A potential complication is bronchiolitis, an inflammatory infection of the lower airways – which can make it hard to breathe.
Most cases of bronchiolitis are not serious and clear up within a few weeks, but parents should be aware of what to look out for.
NHS England began planning for the potential rise in paediatric respiratory infections in April 2021.
Paediatric units have brought forward their usual winter planning, escalation and emergency processes which will support an increased capacity in terms of beds, workforce and ward supplies.
Health Minister Lord Bethell said: “I remember the long nights in hospital when my eight-week-old daughter fought off RSV.
“The image of her tiny body plugged into those machines and gasping for air will not leave me. I would not wish those moments for anyone.”
He added: ” urge all parents and carers to be alert to the signs of RSV, particularly amongst young children. It’s a nasty bug, so watch out for it.”
Dr Yvonne Doyle, Medical Director at PHE, said: “This winter, we expect levels of common seasonal illnesses such as cold and flu to increase as people mix more and given that fewer people will have built up natural immunity during the pandemic.

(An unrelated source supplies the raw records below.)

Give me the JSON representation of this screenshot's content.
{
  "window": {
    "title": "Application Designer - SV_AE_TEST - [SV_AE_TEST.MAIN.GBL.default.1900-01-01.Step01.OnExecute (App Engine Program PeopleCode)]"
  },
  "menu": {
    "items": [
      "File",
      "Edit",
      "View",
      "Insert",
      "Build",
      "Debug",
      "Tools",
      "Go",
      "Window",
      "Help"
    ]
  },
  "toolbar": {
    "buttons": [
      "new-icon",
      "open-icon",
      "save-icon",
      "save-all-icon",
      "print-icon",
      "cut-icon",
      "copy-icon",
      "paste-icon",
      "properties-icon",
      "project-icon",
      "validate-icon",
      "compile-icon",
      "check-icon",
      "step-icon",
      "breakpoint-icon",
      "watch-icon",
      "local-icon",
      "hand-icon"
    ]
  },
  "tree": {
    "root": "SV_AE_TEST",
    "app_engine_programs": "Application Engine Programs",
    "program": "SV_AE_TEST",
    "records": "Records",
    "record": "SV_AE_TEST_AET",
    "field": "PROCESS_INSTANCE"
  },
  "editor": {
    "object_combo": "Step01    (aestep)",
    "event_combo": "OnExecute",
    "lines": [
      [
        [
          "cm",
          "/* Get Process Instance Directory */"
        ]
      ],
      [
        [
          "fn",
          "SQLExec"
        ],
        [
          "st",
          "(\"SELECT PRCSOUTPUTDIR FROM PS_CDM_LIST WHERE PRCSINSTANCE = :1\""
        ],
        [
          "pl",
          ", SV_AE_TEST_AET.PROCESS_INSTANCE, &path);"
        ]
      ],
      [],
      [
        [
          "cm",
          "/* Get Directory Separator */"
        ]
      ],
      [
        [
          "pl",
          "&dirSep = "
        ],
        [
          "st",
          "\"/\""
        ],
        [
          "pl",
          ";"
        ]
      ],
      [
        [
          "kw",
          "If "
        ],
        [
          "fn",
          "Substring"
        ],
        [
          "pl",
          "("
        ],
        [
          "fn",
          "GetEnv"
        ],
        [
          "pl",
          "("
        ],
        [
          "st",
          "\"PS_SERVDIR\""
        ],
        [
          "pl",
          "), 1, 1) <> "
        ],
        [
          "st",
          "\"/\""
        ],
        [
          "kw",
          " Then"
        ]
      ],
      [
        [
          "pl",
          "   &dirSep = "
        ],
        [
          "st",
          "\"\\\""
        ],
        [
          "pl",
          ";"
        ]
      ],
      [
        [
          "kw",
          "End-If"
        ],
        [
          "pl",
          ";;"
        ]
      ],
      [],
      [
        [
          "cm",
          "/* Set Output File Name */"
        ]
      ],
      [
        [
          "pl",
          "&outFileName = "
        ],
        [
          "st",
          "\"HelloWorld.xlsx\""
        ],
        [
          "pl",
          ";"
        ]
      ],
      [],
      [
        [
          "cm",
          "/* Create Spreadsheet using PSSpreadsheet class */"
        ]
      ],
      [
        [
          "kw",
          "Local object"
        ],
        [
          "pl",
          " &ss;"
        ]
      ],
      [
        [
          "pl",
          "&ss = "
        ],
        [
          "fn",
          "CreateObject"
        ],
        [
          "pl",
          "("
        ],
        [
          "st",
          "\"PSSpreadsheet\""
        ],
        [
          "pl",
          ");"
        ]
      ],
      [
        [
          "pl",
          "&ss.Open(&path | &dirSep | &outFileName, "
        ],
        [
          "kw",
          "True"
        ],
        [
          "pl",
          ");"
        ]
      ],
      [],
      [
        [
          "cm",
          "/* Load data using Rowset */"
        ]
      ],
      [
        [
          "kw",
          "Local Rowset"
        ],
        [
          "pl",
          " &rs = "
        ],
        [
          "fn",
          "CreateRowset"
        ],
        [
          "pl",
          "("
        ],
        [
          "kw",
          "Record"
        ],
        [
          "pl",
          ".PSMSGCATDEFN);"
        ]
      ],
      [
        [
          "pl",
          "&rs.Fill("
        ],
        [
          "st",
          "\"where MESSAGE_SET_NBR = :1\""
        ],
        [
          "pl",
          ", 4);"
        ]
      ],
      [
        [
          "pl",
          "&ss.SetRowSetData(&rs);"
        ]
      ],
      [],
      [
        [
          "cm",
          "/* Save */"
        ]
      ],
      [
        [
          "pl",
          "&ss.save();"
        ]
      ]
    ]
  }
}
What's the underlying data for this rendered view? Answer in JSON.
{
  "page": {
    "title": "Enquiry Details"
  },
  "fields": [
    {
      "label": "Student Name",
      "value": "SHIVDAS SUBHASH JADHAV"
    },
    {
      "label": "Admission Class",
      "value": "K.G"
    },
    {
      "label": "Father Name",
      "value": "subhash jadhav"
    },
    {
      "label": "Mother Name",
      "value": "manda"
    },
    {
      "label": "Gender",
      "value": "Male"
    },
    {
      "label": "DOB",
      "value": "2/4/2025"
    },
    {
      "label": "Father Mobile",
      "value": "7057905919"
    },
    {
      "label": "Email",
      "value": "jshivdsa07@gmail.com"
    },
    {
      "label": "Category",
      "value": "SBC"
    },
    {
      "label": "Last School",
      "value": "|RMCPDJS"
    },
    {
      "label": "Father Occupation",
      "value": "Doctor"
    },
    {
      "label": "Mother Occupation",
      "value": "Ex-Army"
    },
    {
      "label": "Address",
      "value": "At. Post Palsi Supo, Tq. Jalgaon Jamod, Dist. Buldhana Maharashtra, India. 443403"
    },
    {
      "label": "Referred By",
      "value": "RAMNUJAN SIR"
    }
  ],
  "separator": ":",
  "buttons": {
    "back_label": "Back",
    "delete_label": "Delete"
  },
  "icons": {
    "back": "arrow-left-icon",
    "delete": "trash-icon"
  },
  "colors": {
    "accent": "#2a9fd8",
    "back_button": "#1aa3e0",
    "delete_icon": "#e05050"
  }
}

“Children under two are at a particular risk of severe infections from common seasonal illnesses.
“If a child under two is suffering from a cold, keep a close eye on their symptoms and make sure to contact your doctor if they get a high temperature, become breathless or have difficulty feeding.
“It’s important that we carry on with good hygiene habits that we’ve become used to during the pandemic, in order to protect ourselves and those around us.
“This means washing your hands regularly, using a tissue to catch coughs or sneezes and washing your hands afterwards, and staying away from others if you feel unwell.”